Severe dyspnoea, cough, fatigue, social isolation, anxiety and depression are all features of late-stage COPD that adversely impact quality of life. The COPD disease course is often punctuated by recurrent exacerbations that may require hospitalisation and consideration of assisted ventilation. Hospitalisation for acute exacerbation increases subsequent mortality risk. As the disease progresses a more palliative approach to care may be appropriate. Determining prognosis in end-stage COPD is difficult; however, characteristics that should trigger discussions about a palliative approach to care, advanced-care planning and end-of-life issues include FEV1 < 25%, oxygen dependence, respiratory failure, heart failure or other comorbidities, weight loss or cachexia, decreased functional status, increasing dependence on others, and advancing age. Ideally, end-of-life discussions, including resuscitation and intubation wishes, and advanced-care planning, including consideration of the conferment of a medical enduring power of attorney, should occur in an outpatient setting when the patient's condition is relatively stable.
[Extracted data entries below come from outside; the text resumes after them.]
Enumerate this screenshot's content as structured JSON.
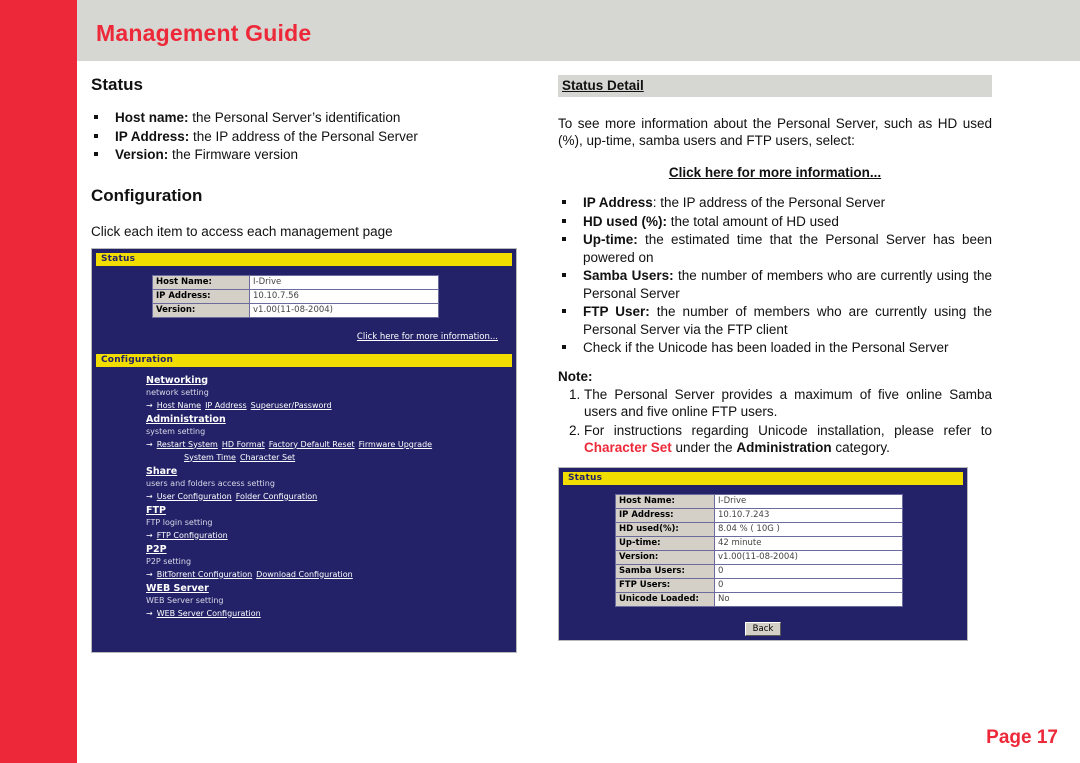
{
  "header": {
    "title": "Management Guide"
  },
  "footer": {
    "page_label": "Page 17"
  },
  "left": {
    "status_heading": "Status",
    "status_bullets": [
      {
        "term": "Host name:",
        "desc": " the Personal Server’s identification"
      },
      {
        "term": "IP Address:",
        "desc": " the IP address of the Personal Server"
      },
      {
        "term": "Version:",
        "desc": " the Firmware version"
      }
    ],
    "configuration_heading": "Configuration",
    "configuration_intro": "Click each item to access each management page",
    "screenshot": {
      "status_bar_label": "Status",
      "table": [
        {
          "key": "Host Name:",
          "value": "I-Drive"
        },
        {
          "key": "IP Address:",
          "value": "10.10.7.56"
        },
        {
          "key": "Version:",
          "value": "v1.00(11-08-2004)"
        }
      ],
      "more_info_link": "Click here for more information...",
      "config_bar_label": "Configuration",
      "groups": [
        {
          "title": "Networking",
          "desc": "network setting",
          "links": [
            "Host Name",
            "IP Address",
            "Superuser/Password"
          ],
          "links2": []
        },
        {
          "title": "Administration",
          "desc": "system setting",
          "links": [
            "Restart System",
            "HD Format",
            "Factory Default Reset",
            "Firmware Upgrade"
          ],
          "links2": [
            "System Time",
            "Character Set"
          ]
        },
        {
          "title": "Share",
          "desc": "users and folders access setting",
          "links": [
            "User Configuration",
            "Folder Configuration"
          ],
          "links2": []
        },
        {
          "title": "FTP",
          "desc": "FTP login setting",
          "links": [
            "FTP Configuration"
          ],
          "links2": []
        },
        {
          "title": "P2P",
          "desc": "P2P setting",
          "links": [
            "BitTorrent Configuration",
            "Download Configuration"
          ],
          "links2": []
        },
        {
          "title": "WEB Server",
          "desc": "WEB Server setting",
          "links": [
            "WEB Server Configuration"
          ],
          "links2": []
        }
      ]
    }
  },
  "right": {
    "section_title": "Status Detail",
    "intro": "To see more information about the Personal Server, such as HD used (%), up-time, samba users and FTP users, select:",
    "center_link": "Click here for more information...",
    "bullets": [
      {
        "term": "IP Address",
        "desc": ": the IP address of the Personal Server"
      },
      {
        "term": "HD used (%):",
        "desc": " the total amount of HD used"
      },
      {
        "term": "Up-time:",
        "desc": " the estimated time that the Personal Server has been powered on"
      },
      {
        "term": "Samba Users:",
        "desc": " the number of members who are currently using the Personal Server"
      },
      {
        "term": "FTP User:",
        "desc": " the number of members who are currently using the Personal Server via the FTP client"
      },
      {
        "term": "",
        "desc": "Check if the Unicode has been loaded in the Personal Server"
      }
    ],
    "note_heading": "Note:",
    "notes": [
      {
        "pre": "The Personal Server provides a maximum of five online Samba users and five online FTP users.",
        "mid": "",
        "post": "",
        "emph": "",
        "bold": ""
      },
      {
        "pre": "For instructions regarding Unicode installation, please refer to ",
        "emph": "Character Set",
        "mid": " under the ",
        "bold": "Administration",
        "post": " category."
      }
    ],
    "screenshot": {
      "status_bar_label": "Status",
      "table": [
        {
          "key": "Host Name:",
          "value": "I-Drive"
        },
        {
          "key": "IP Address:",
          "value": "10.10.7.243"
        },
        {
          "key": "HD used(%):",
          "value": "8.04 % ( 10G )"
        },
        {
          "key": "Up-time:",
          "value": "42 minute"
        },
        {
          "key": "Version:",
          "value": "v1.00(11-08-2004)"
        },
        {
          "key": "Samba Users:",
          "value": "0"
        },
        {
          "key": "FTP Users:",
          "value": "0"
        },
        {
          "key": "Unicode Loaded:",
          "value": "No"
        }
      ],
      "back_button": "Back"
    }
  },
  "colors": {
    "brand_red": "#ED2939",
    "header_gray": "#d6d6d2",
    "panel_navy": "#232268",
    "panel_yellow": "#f2dd00"
  }
}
COPD is a common disease associated with significant morbidity and mortality. Spirometry is key to its diagnosis and is required in order to avoid under- and overtreatment. Smoking cessation and oxygen therapy in those who are hypoxaemic may reduce mortality. Pharmacologic and non-pharmacologic therapy can improve symptoms, quality of life and exercise capacity and, through their effects on reducing exacerbations, have the potential to modify disease progression. Comorbidities are common and require targeted treatment.